Maquillan su prosperidad a costa de nuestra miseria alabando la dignidad de los pobres, cuando no hay nada más indigno para un ser humano que la miseria impuesta por el poderoso. Otro recurso muy manido para que no les señalemos a ellos es culpar a los ricos. Que existan fuentes de riqueza alternativas a la militancia y obediencia al partido resulta intolerable, porque de la independencia económica brota la libertad, que es la gran enemiga de la sumisión. El resultado de las políticas igualitaristas son sociedades pobres y serviles que encuentran su justificación en el odio a la prosperidad y a la riqueza. El deterioro nunca es sólo económico, sino también político: cuanto más se resiente el bolsillo de los ciudadanos, más derechos y libertades pierden y más se quiebra el Estado de derecho.

La pandemia no sólo es sanitaria, sino también económica y democrática. Estamos permitiendo que nuestros gobernantes aprovechen la incertidumbre generada por la primera para obrar con soberbia contra las limitaciones que les impone la ley. Intentan someter a la justicia mediante reformas de calado en el poder judicial, coartar la libertad de expresión, amordazar a la prensa e imponer una educación pública sectaria.

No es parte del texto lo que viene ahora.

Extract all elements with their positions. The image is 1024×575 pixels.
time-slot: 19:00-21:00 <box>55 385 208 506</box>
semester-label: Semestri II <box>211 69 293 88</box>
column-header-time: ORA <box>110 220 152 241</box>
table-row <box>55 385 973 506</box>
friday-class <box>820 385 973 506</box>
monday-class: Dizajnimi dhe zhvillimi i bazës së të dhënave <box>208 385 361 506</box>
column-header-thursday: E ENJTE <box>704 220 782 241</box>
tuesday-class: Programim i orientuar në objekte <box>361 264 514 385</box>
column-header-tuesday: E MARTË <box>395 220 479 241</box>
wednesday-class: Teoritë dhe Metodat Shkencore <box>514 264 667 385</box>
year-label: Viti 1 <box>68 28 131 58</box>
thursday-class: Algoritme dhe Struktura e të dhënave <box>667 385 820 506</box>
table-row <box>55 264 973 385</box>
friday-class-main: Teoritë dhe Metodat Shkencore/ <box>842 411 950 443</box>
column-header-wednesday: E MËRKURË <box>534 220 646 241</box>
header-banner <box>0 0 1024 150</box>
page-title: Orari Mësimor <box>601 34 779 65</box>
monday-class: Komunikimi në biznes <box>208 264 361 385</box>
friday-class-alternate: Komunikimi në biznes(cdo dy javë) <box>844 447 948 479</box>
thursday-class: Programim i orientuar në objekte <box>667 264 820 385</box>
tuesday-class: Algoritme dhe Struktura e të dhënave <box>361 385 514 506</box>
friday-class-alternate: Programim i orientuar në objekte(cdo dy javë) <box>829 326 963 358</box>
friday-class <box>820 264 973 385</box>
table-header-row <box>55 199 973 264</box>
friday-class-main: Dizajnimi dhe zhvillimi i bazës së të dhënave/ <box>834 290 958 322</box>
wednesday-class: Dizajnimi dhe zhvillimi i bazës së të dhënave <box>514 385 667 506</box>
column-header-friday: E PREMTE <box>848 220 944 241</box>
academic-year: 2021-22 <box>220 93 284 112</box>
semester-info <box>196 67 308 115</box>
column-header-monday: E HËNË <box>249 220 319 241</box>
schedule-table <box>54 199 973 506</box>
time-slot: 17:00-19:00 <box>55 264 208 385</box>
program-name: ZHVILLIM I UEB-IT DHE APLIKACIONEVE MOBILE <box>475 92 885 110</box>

En la antigua Roma, cuando un general desfilaba victorioso por sus calles, tras él un siervo se encargaba de recordarle las limitaciones de la naturaleza humana y evitar que usara su poder como si de un Dios omnipotente se tratara. Memento mori, le susurraban al oído: recuerda que morirás. Hemos dado por hecho que la democracia y las cotas de bienestar, libertad y paz alcanzadas durante estos últimos cuarenta años eran imperecederas. Ahora el gobierno murmulla tras nosotros recordándonos que pueden morir.